I.
De lo que brilla en la tierra, decía un
personaje de Eurípides, nos mostramos ciegamente enamorados. Sea lo que
sea, con tal que brille. Eso nos enamora y nos ciega, al mismo tiempo. Creo que
en griego existe una única palabra para nombrar ambas sensaciones. No sé cuál
es, sin embargo, esa palabra.
II.
Voy a suponer que es cierto. Que nos enamora y nos ciega
lo que brilla acá en la tierra. Entonces buscaré razones.

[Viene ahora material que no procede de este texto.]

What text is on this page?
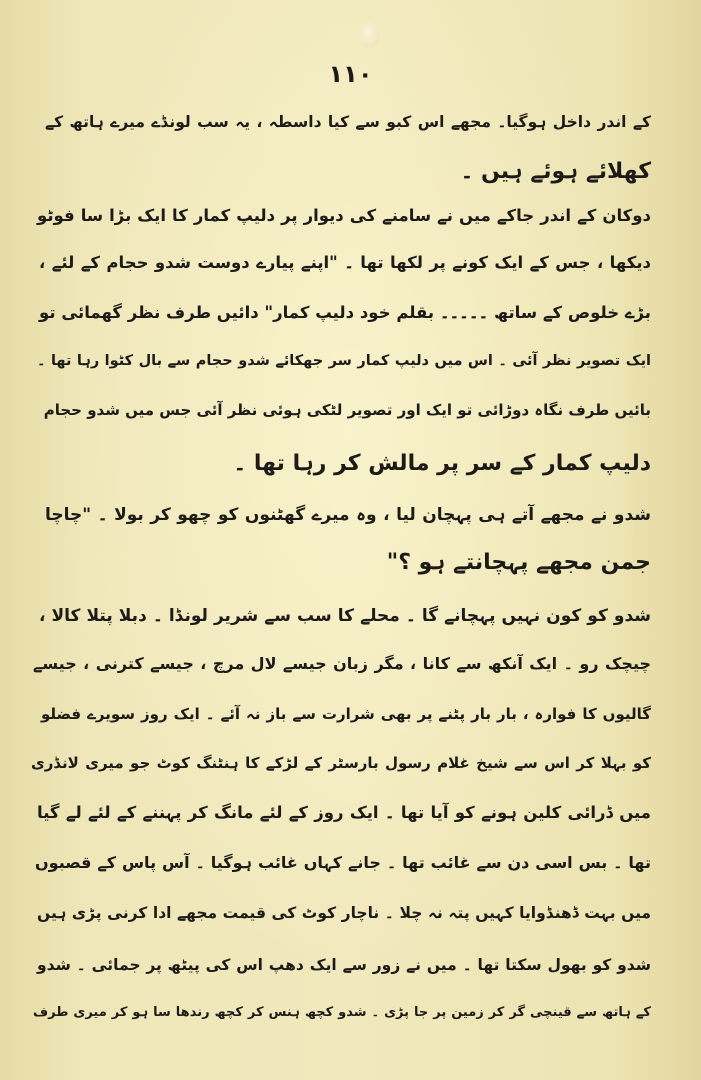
۱۱۰
کے اندر داخل ہوگیا۔ مجھے اس کبو سے کیا داسطہ ، یہ سب لونڈے میرے ہاتھ کے
کھلائے ہوئے ہیں ۔
دوکان کے اندر جاکے میں نے سامنے کی دیوار پر دلیپ کمار کا ایک بڑا سا فوٹو
دیکھا ، جس کے ایک کونے پر لکھا تھا ۔ "اپنے پیارے دوست شدو حجام کے لئے ،
بڑے خلوص کے ساتھ ۔۔۔۔۔ بقلم خود دلیپ کمار" دائیں طرف نظر گھمائی تو
ایک تصویر نظر آئی ۔ اس میں دلیپ کمار سر جھکائے شدو حجام سے بال کٹوا رہا تھا ۔
بائیں طرف نگاہ دوڑائی تو ایک اور تصویر لٹکی ہوئی نظر آئی جس میں شدو حجام
دلیپ کمار کے سر پر مالش کر رہا تھا ۔
شدو نے مجھے آتے ہی پہچان لیا ، وہ میرے گھٹنوں کو چھو کر بولا ۔ "چاچا
جمن مجھے پہچانتے ہو ؟"
شدو کو کون نہیں پہچانے گا ۔ محلے کا سب سے شریر لونڈا ۔ دبلا پتلا کالا ،
چیچک رو ۔ ایک آنکھ سے کانا ، مگر زبان جیسے لال مرچ ، جیسے کترنی ، جیسے
گالیوں کا فوارہ ، بار بار پٹنے پر بھی شرارت سے باز نہ آئے ۔ ایک روز سویرے فضلو
کو بہلا کر اس سے شیخ غلام رسول بارسٹر کے لڑکے کا ہنٹنگ کوٹ جو میری لانڈری
میں ڈرائی کلین ہونے کو آیا تھا ۔ ایک روز کے لئے مانگ کر پہننے کے لئے لے گیا
تھا ۔ بس اسی دن سے غائب تھا ۔ جانے کہاں غائب ہوگیا ۔ آس پاس کے قصبوں
میں بہت ڈھنڈوایا کہیں پتہ نہ چلا ۔ ناچار کوٹ کی قیمت مجھے ادا کرنی پڑی ہیں
شدو کو بھول سکتا تھا ۔ میں نے زور سے ایک دھپ اس کی پیٹھ پر جمائی ۔ شدو
کے ہاتھ سے قینچی گر کر زمین پر جا پڑی ۔ شدو کچھ ہنس کر کچھ رندھا سا ہو کر میری طرف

Escogeré dos, que por
cierto no son mías:
1) Por desconocimiento de otra clase de vida, y
2) Por carecer de la prueba evidente de lo que
sucede en el mundo de abajo y dejarnos llevar por los mitos.
III.
El fuego brilla, acá en la tierra. O la muerte de algo,
más bien, bajo el fuego. No es transformación como dicen algunos. Y si lo es, es
también muerte. Eso no lo hace menos valioso, por cierto. Tampoco debiese
ahuyentar a nadie. Después de todo, vida y muerte hacen la misma combustión,
aquí en la tierra. Ambas brillan, enamoran y ciegan, prácticamente de la misma
forma.
IV.
Pocas cosas hay que brillen, en la tierra. Que
brillen con luz propia, me refiero. Por lo mismo, doblemente ciego es aquel que
se enamora de aquello que brilla simplemente por reflejo. Y añade desdicha a su
ceguera aquel que no quiere conocer otra clase de vida. Por eso hoy, si soy sincero,
leo a Eurípides. Porque su chispa me permite encender un fuego más puro. Y
enamorarme, sin ceguera, de esa llama.